Divino ateu

Sou um homem comum

brasileiro, maior, casado, reservista,

e não vejo na vida, amigo,

nenhum sentido, senão

lutarmos juntos por um mundo melhor (Ferreira Gullar)

Leitores da Folha de São Paulo sentiremos a falta de, aos domingos, saborear a crônica de Ferreira Gullar. Ali, na apresentação, anunciava-se o texto do veterano crítico de arte e poeta consagrado. Eu, como tantos outros, folheava o jornal impresso ou clicava o texto na internet. A foto do autor e o título da crônica eram aquele sinal alvissareiro de que o poeta estava bem. E ele ainda costumava nos informar de sua boa condição, pois não era raro que o víssemos concedendo entrevista na tevê.

Sentimento que nunca lhe faltou foi certamente a coragem. Corria o ano de 1950, e o futuro grande poeta era locutor em sua terra natal, São Luís. Na campanha presidencial, ele vira a polícia matar um operário em um comício. No dia seguinte, chega à rádio a nota do governador incriminando os comunistas pela morte. O jovem radialista bateu pé, não leu a nota, foi demitido e veio para o Rio de Janeiro, onde – ainda há poucos dias – era visto e reverenciado nas ruas de Copacabana. Uma celebridade da verdadeira arte!

Ultimamente, Ferreira Gullar, que tivera formação marxista e enaltecera Guevara em “Dentro da noite veloz”, criticava - como uma “metamorfose ambulante”- as esquerdas (nem sempre com a nossa concordância!), mas o fazia com aquela forma límpida, clara, que certamente é modelar do que de melhor se escreve em nossa língua portuguesa. Uma pena perdê-lo em plena lucidez, essa mesma lucidez que, agora se sabe, levou-o a renunciar aos apetrechos da ciência que prolongam a vida e o sofrimento.

Vi o poeta uma única vez. Aqui em Juiz de Fora, no auditório do Instituto de Ciências Humanas e Letras da Universidade Federal, Gullar fez palestra sobre sua vida e obra. Falou para professores e estudantes. Não se furtou a ler poemas e a dar sua interpretação para o que escreveu, facilitando a nossa vida....

Anotei, à época (setembro de 2005), sua reavaliação sobre a arte engajada.
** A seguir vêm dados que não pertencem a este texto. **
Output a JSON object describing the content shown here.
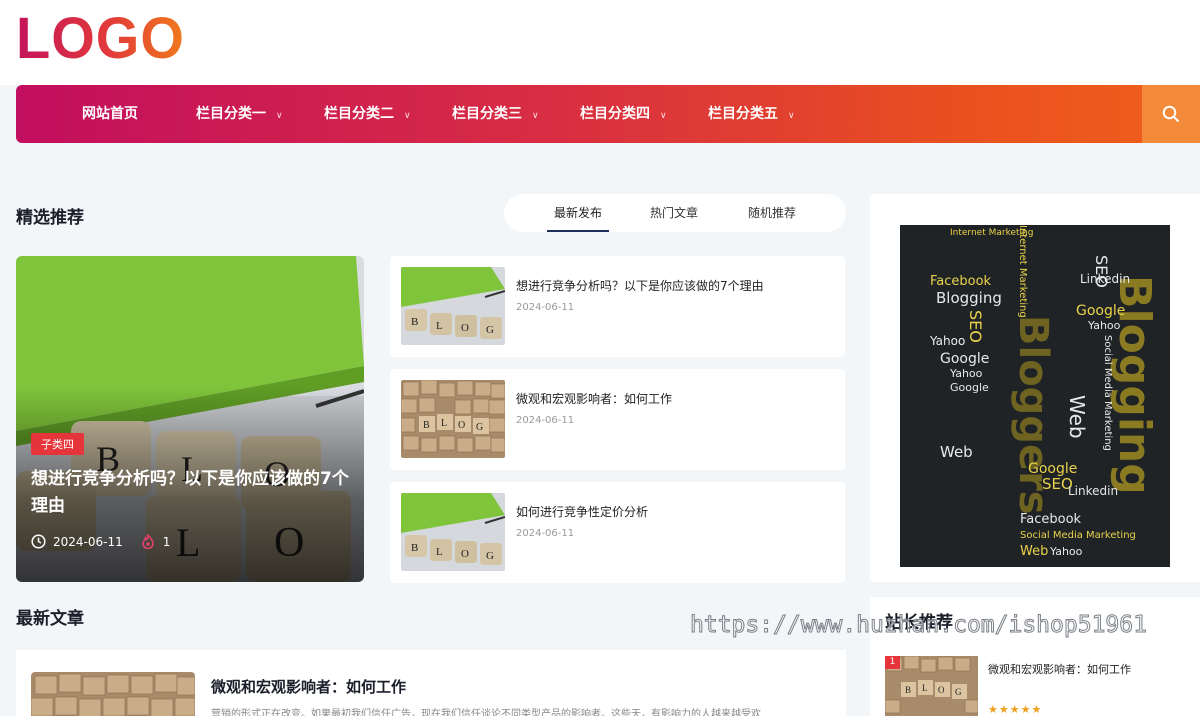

Questionado sobre a possibilidade de a poesia fazer justiça, o maranhense respondeu que o mérito da literatura não está em ser engajada ou não e que a poesia é em si transformadora, reconsiderando posição anterior quando dissera que quis fazer “poesia dessa matéria humilde e humilhada, dessa vida obscura e injustiçada, porque o canto não pode ser uma traição à vida, e só é justo cantar se o nosso canto arrasta consigo as pessoas e as coisas que não têm voz”.

Sem anotações e com memória privilegiada, o maranhense de cabelos longos e brancos discorreu por mais de hora. Ladeado por doutores da universidade, Gullar arrancou risos quando informou a plateia sobre sua única especialidade - a subversão -, que lhe valeu o exílio na época da ditadura militar.

Gullar não professava religião e se alinhava ao ateísmo. Quanta coragem! Não é fácil declarar-se ateu... E o poeta fazia humor, dizendo da grandeza do ser humano, que teve a fantástica ideia de inventar o próprio Deus. E agora, ironicamente, o escritor divide o noticiário com a tragédia do avião que vitimou os jogadores da Chapecó, tripulação e profissionais da imprensa. Momento de fé, momento de orações...

Fico imaginando o poeta, equivocado que estava, numa fila de gente para obter pouso na eternidade. Gullar, que já se assustara quando se descobriu espírito eterno, mantém a dignidade e sai da fila que leva ao céu, procurando, talvez, paragens mais apropriadas a um ateu. Eis que São Pedro, o poderoso guardião, convoca-o para a seleção do céu:

- Entra, Gullar! Você nem precisa pedir licença.